Die Unternehmen machen Druck, um ihre Profite zu sanieren. Die Metallindustriellen fordern die Verbilligung der Arbeitskraft und staatliche Subventionen:
„Die obersten Ziele im Szenario mit den besten Rahmenbedingungen für die Industrie sind die Senkung der Lohnnebenkosten, konkurrenzfähige Energiekosten und Lohnabschlüsse, um die Lücken zwischen den davongaloppierenden Kosten in Österreich, verglichen mit Deutschland und dem Euroraum, einzudämmen.“
Der Branchenverband FMTI argumentiert, dass die Hälfte der Metallerbetriebe heuer Verluste schreiben wird und ebenso viele Betriebe über eine Verlagerung von Produktion ins Ausland nachdenken. Die Frühjahrslohnrunde zeigt es bereits: Die Löhne werden in Zukunft unter der Inflation steigen und die Kollektivverträge ausgelöchert und über lange Zeiträume gestreckt. Dies verschlechtert die Lage für alle Lohnabhängigen.
Die Bürgerlichen nutzen die SPÖ und die Gewerkschaftsführungen, um das Budget und die politische Situation zu stabilisieren. Die SPÖ-Parlamentarier argumentieren, dass mit den zwei Jahren Einsparungen Raum für „Offensivmaßnahmen“ geschaffen würde. Dies ist auf mehreren Ebenen falsch.
Es entspricht nicht den Zahlen, Fakten und Daten des Finanzministeriums, das eine über Jahre steigende Staatsverschuldung errechnet. Die Berechnungen beruhen auf Wirtschaftsprognosen, die schon in den vergangenen Jahren sich ständig als zu optimistisch herausstellten.

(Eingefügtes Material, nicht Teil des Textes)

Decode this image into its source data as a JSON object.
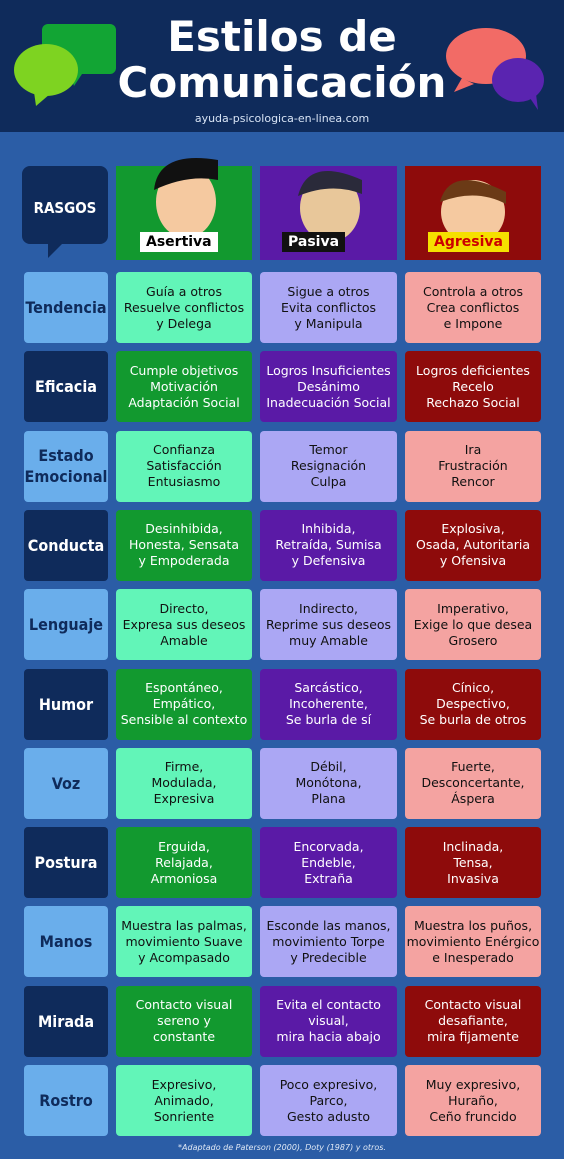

Und vor allem entspricht es nicht dem politischen Kräfteverhältnis in der Regierung, die sich auf neue Einschnitte bei Pensionen und Pflege festlegt, sowie ein exponentielles Wachstum der Militärausgaben durchsetzt. Von diesen Kriegsanstrengungen erwartet der Finanzminister sich – Wachstumseffekte! Wie tief sind die Reformisten bereit, noch zu sinken?
Es braucht harte soziale und politische Kämpfe, eine Arbeiterbewegung, vor der die Bürgerlichen Angst haben – dies ist die einzige „Offensivmaßnahme“, die was bringt. Das Budget ist die in Zahlen gegossene Zukunftsvergessenheit der Kapitalisten.